年柏彥親自來送機,他看上去有些沉默。
剛聽說素葉要趕往西臧的時候,他是一百萬個不同意。這個時候他覺得素葉就應該待在他身邊,而不是要跑到外面去療傷。他並不是反對丁教授的提議,相反的,如果換做是別人的話,他也是贊同以這種方式來轉移心中的鬱結。
但落在了自己身上,她是他的妻子,又跟他還處於隱晦不明的階段,這個時候離開他還是有所擔心。

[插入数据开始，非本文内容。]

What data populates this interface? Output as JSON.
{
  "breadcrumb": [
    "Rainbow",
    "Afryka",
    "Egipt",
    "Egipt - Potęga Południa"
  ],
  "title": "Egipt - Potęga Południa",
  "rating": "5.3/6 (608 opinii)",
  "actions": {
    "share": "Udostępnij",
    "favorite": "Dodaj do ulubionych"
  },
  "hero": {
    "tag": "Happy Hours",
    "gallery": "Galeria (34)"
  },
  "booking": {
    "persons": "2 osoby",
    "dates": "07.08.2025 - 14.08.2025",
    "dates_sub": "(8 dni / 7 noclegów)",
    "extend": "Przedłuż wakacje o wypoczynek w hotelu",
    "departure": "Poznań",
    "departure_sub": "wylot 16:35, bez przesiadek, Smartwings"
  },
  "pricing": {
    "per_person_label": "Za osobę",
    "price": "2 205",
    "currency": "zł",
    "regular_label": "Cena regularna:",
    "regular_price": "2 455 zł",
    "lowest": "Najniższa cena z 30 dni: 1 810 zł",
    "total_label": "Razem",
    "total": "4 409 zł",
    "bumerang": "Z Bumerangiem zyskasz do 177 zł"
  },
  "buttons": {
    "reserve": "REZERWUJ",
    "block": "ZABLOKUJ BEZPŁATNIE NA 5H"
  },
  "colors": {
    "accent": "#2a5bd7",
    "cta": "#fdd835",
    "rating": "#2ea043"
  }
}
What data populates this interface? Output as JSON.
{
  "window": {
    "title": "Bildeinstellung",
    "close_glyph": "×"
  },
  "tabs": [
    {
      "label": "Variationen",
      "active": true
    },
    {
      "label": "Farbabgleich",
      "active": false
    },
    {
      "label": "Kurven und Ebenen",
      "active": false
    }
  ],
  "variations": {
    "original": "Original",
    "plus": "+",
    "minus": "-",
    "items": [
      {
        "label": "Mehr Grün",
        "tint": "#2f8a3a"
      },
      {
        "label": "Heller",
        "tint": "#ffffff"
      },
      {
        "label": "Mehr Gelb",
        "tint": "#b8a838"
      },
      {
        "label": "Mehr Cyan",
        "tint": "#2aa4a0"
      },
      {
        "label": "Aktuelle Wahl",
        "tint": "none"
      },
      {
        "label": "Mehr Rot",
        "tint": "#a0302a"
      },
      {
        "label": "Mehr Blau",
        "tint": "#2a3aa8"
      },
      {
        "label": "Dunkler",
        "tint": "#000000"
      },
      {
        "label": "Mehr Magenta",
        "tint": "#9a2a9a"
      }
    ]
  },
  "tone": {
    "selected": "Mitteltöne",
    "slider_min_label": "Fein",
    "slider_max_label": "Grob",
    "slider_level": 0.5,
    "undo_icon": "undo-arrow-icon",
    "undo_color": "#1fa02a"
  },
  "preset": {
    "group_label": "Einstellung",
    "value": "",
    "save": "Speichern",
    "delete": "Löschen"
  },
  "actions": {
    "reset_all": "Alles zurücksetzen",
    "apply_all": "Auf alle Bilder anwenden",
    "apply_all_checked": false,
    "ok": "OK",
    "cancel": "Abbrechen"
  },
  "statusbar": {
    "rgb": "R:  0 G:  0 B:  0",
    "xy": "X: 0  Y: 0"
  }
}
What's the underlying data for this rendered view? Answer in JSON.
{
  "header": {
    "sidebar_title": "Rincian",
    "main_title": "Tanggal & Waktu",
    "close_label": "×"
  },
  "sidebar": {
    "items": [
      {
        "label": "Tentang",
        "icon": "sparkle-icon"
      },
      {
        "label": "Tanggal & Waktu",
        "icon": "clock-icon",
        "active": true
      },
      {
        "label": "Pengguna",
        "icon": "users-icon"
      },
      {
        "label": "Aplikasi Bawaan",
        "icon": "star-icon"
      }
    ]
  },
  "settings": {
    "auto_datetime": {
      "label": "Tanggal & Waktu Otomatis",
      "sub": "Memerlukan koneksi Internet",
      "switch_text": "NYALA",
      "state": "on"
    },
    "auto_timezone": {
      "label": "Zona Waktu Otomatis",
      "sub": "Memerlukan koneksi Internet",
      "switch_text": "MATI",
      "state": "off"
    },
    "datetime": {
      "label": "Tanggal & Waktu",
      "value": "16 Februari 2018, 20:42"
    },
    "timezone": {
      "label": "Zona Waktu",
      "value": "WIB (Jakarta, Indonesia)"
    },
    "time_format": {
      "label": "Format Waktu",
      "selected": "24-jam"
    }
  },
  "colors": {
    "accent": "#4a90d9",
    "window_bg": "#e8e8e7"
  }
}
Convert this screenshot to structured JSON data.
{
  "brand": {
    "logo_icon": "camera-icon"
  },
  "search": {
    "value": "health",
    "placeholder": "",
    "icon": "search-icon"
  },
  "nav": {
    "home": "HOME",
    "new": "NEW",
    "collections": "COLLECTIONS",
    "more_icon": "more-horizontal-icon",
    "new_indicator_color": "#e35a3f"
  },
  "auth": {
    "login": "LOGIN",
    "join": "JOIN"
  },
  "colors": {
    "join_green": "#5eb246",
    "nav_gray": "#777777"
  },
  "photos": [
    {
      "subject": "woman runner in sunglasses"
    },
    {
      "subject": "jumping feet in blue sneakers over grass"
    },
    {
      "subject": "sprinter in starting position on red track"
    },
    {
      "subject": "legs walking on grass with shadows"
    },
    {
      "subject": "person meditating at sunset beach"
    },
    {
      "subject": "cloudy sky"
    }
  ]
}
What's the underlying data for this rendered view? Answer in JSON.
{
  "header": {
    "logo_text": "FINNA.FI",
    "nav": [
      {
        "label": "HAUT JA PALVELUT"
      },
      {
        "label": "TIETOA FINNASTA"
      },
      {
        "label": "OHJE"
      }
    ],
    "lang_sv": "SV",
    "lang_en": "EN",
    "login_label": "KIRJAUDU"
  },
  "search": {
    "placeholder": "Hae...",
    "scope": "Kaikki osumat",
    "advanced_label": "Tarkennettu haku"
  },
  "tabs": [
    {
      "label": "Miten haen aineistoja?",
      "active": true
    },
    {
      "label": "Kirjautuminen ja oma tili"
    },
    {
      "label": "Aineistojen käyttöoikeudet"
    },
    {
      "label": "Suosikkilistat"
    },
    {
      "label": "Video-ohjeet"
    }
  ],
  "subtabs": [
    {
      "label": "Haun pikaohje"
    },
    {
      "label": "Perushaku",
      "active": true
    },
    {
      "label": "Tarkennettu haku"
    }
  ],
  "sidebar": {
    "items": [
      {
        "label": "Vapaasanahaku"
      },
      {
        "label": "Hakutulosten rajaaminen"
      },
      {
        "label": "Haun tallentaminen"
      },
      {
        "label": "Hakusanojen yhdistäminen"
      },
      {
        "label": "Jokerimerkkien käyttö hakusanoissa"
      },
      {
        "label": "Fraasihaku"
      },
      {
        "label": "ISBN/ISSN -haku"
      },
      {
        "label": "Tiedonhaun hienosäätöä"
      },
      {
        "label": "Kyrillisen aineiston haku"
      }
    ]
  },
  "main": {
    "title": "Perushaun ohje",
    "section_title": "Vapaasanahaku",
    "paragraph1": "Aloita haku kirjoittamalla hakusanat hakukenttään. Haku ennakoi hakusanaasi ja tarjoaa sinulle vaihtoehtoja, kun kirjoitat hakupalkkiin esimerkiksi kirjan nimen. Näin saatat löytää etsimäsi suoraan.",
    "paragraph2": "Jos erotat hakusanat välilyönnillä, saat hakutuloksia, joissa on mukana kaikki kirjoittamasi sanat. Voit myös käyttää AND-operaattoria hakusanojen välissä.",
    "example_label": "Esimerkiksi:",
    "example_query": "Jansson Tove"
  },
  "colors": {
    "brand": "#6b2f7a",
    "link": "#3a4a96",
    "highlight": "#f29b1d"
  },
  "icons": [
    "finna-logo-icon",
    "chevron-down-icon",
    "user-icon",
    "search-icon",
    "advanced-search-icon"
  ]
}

素葉心意很決,當時她跟年柏彥說這件事的時候,只是說,我要去西臧了。
她沒有過多的詢問他的意見,很顯然的,這件事她已經決定了。所以年柏彥也尊重了她的意見,一路上對她的安全千叮嚀萬囑咐,又為她額外空運了不少行李,全都是生活上吃的用的,生怕她在那邊受苦。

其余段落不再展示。